Wild plants were the most common plants found at the Field Quarter. Enslaved communities often sought out food resources in the woods and fields surrounding their homes. The people living at the Field Quarter consumed wild fruits like elderberry, sumac, and raspberry as well as nuts including black walnut, hickory nut, and hazelnut. All of these could have been gathered in nearby wooded areas. Additionally rather than eradicating weeds from their gardens they likely harvested edible weeds like sorrel, goosefoot, and amaranth.
The Big Picture
The goal of all of this research was to understand the relationship between all these different sites. They are all part of the enslaved community here at Montpelier; what were their lives like? Botanical analyses can help answer questions like: what kind of resources were the people at the different sites using? Are the sites different from each other or similar?

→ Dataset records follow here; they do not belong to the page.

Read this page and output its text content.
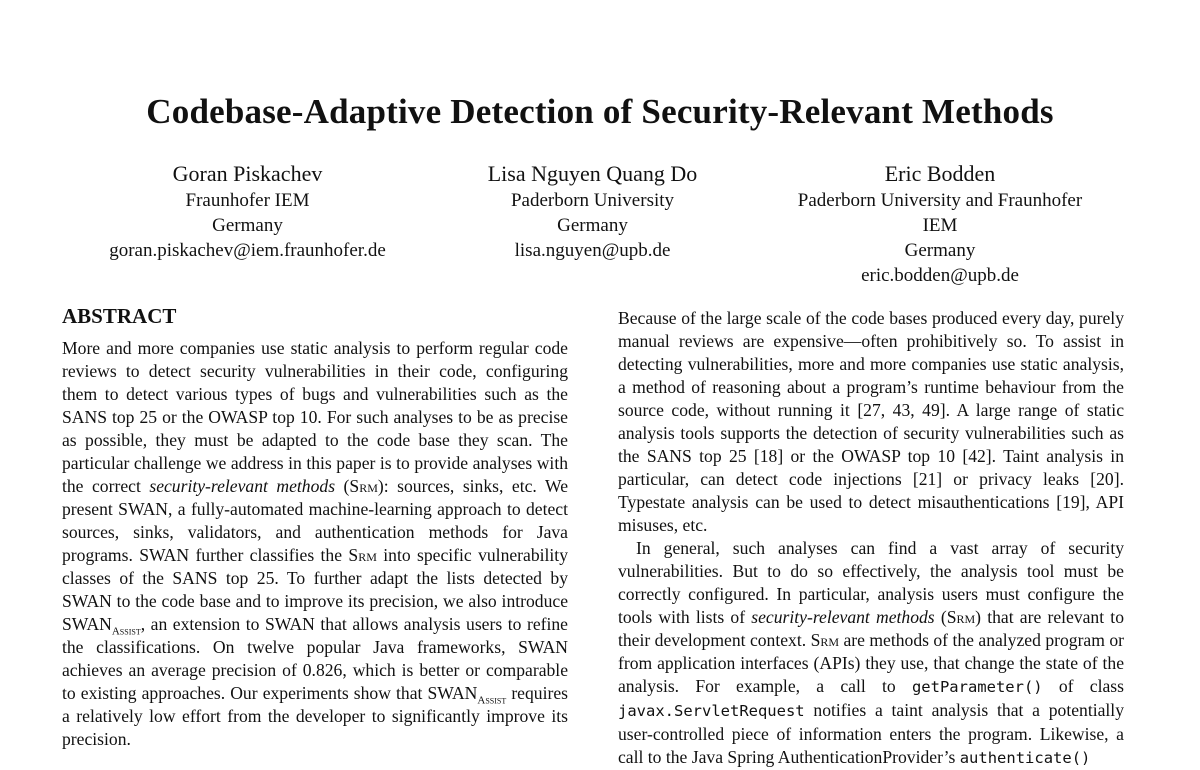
Codebase-Adaptive Detection of Security-Relevant Methods
Goran Piskachev
Fraunhofer IEM
Germany
goran.piskachev@iem.fraunhofer.de
Lisa Nguyen Quang Do
Paderborn University
Germany
lisa.nguyen@upb.de
Eric Bodden
Paderborn University and Fraunhofer
IEM
Germany
eric.bodden@upb.de
ABSTRACT

More and more companies use static analysis to perform regular code reviews to detect security vulnerabilities in their code, configuring them to detect various types of bugs and vulnerabilities such as the SANS top 25 or the OWASP top 10. For such analyses to be as precise as possible, they must be adapted to the code base they scan. The particular challenge we address in this paper is to provide analyses with the correct security-relevant methods (Srm): sources, sinks, etc. We present SWAN, a fully-automated machine-learning approach to detect sources, sinks, validators, and authentication methods for Java programs. SWAN further classifies the Srm into specific vulnerability classes of the SANS top 25. To further adapt the lists detected by SWAN to the code base and to improve its precision, we also introduce $SWAN_{Assist}$, an extension to SWAN that allows analysis users to refine the classifications. On twelve popular Java frameworks, SWAN achieves an average precision of 0.826, which is better or comparable to existing approaches. Our experiments show that $SWAN_{Assist}$ requires a relatively low effort from the developer to significantly improve its precision.

Because of the large scale of the code bases produced every day, purely manual reviews are expensive—often prohibitively so. To assist in detecting vulnerabilities, more and more companies use static analysis, a method of reasoning about a program’s runtime behaviour from the source code, without running it [27, 43, 49]. A large range of static analysis tools supports the detection of security vulnerabilities such as the SANS top 25 [18] or the OWASP top 10 [42]. Taint analysis in particular, can detect code injections [21] or privacy leaks [20]. Typestate analysis can be used to detect misauthentications [19], API misuses, etc.

In general, such analyses can find a vast array of security vulnerabilities. But to do so effectively, the analysis tool must be correctly configured. In particular, analysis users must configure the tools with lists of security-relevant methods (Srm) that are relevant to their development context. Srm are methods of the analyzed program or from application interfaces (APIs) they use, that change the state of the analysis. For example, a call to getParameter() of class javax.ServletRequest notifies a taint analysis that a potentially user-controlled piece of information enters the program. Likewise, a call to the Java Spring AuthenticationProvider’s authenticate()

The most important trend Sam has noticed in this research is that the four slave quarter sites studied have very similar plant collections. The most common and important species found were present at all the sites, including wheat, corn, beans, cherries, walnut, and several edible wild weeds. Even at the South Yard, that had a very limited collection, all of these plants were identified. These important plants would have been acquired in many different ways. Wheat was probably provisioned but corn and beans suggests that most of the enslaved community could grow food in their own gardens (or traded with those that did). Orchard grown plants, like cherries, peaches, and figs, were found all over the plantation suggesting that many slaves had access to Madison’s orchards. Finally, the wild plants found at all the sites suggest that the members of the enslaved community at Montpelier used many of the wild resources around them to supplement the food they were provisioned, consuming wild greens, berries, and nuts.